Thursday May 31, 2007

Noel Whittaker

Q I am a 69-year-old widow and took out a reverse mortgage loan in 2004 for $40,000. Not for one moment even considering that I could live a lot more years. I chose not to make any repayments such as interest only, mainly because I cannot afford to. This loan was to enable me to have a few holidays and update my car. My property at the time of taking out this loan was valued at $200,000. Interest rate on the loan began at 7.7 per cent. It is now 8.5 per cent. I believe my property is now worth around $380,000. The crux of the matter is that no one can predict how long one will live, but do I stand a chance of losing my house altogether to the bank? What should I do?

A In the three years since you've taken out the reverse mortgage your property has increased in value by $180,000 which is much more than you borrowed. This gives you a great safety cushion. I am guessing that the debt is about $52,000 now so if you remain in the house for another 16 years, when you will be 85, it will be about $200,000. If the house appreciates by 4 per cent per annum, it will be worth over $700,000 then. If you are concerned about the debt rising, you could talk to your children if you have any, about helping you with the interest. It should only be about $4000 a year.

Q Regarding the changes to superannuation from July 1, is income received tax free from superannuation assessed as income for the Seniors Health Card? Also the income limits for the Seniors Health Card have not increased since its introduction. I feel it should be indexed to the CPI. A retiree who does not have their assets in superannuation will be greatly disadvantaged if this is the case.
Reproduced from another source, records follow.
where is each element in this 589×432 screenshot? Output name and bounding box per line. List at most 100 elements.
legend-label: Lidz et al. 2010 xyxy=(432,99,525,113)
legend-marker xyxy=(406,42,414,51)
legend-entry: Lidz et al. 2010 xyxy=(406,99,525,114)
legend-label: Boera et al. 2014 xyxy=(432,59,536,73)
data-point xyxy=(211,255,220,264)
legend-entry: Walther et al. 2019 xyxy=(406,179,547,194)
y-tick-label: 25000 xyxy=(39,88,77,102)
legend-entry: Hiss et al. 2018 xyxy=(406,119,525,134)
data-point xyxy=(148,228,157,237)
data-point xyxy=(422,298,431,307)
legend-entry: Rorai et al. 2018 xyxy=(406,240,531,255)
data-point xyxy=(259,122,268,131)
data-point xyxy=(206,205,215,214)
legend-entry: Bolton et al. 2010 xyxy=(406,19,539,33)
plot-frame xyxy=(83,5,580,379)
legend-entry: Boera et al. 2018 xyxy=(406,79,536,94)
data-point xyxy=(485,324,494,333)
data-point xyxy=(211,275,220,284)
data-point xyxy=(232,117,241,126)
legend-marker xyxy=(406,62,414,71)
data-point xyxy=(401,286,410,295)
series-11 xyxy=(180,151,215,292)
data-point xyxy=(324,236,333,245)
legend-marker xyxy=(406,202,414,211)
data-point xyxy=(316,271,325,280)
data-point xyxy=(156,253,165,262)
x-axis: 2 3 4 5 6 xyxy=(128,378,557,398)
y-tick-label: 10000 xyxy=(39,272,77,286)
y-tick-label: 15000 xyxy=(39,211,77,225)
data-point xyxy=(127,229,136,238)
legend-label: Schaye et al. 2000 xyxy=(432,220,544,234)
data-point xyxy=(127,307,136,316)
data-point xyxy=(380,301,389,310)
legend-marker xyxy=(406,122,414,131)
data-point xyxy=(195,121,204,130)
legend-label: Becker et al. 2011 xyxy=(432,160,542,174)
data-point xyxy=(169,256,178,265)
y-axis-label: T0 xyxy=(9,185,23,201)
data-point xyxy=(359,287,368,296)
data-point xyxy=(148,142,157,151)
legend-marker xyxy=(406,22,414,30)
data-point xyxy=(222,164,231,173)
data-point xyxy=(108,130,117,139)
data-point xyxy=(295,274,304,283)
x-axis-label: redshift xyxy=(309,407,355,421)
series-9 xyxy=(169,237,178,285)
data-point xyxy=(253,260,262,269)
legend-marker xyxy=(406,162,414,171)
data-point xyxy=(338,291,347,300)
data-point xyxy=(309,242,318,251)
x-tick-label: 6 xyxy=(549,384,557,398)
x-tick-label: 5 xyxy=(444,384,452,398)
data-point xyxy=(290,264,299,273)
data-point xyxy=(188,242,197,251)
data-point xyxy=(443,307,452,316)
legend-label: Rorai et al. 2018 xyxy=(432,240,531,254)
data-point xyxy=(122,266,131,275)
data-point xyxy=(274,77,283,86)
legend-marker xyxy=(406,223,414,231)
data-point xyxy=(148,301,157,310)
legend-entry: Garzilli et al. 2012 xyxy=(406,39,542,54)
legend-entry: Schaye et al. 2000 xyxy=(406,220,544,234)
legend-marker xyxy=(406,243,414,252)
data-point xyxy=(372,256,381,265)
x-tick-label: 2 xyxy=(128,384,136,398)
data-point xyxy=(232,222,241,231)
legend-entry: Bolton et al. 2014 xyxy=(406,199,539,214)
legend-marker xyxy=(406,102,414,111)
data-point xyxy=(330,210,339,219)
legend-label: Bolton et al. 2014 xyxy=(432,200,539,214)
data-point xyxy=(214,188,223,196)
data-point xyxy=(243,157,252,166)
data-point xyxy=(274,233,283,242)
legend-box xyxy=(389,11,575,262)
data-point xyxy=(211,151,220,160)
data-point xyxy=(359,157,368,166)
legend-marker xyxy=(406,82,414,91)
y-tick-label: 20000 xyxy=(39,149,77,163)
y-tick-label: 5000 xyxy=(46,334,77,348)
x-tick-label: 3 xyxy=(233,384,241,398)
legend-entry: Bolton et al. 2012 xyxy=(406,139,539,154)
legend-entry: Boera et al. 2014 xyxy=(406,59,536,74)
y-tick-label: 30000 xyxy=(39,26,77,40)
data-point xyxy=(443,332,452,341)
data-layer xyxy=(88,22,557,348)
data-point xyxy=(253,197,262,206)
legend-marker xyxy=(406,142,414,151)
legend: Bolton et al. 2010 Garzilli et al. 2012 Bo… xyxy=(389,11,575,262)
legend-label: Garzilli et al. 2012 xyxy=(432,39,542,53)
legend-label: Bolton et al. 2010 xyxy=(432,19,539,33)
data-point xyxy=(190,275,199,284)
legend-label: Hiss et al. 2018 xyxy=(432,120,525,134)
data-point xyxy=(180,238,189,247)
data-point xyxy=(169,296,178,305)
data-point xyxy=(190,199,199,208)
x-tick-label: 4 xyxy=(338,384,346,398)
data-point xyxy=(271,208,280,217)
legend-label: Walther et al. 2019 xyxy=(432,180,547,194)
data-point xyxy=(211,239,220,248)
A The definition for income for the Commonwealth Seniors Health Card is, according to the Centrelink website, "Adjusted taxable income". This is your taxable income plus net rental property loss, target foreign income (foreign income not normally taxed in Australia including fringe benefits) and employer provided fringe benefits in Australia. Therefore, as income received tax free from superannuation is not considered as taxable income, it is not included within the income definition.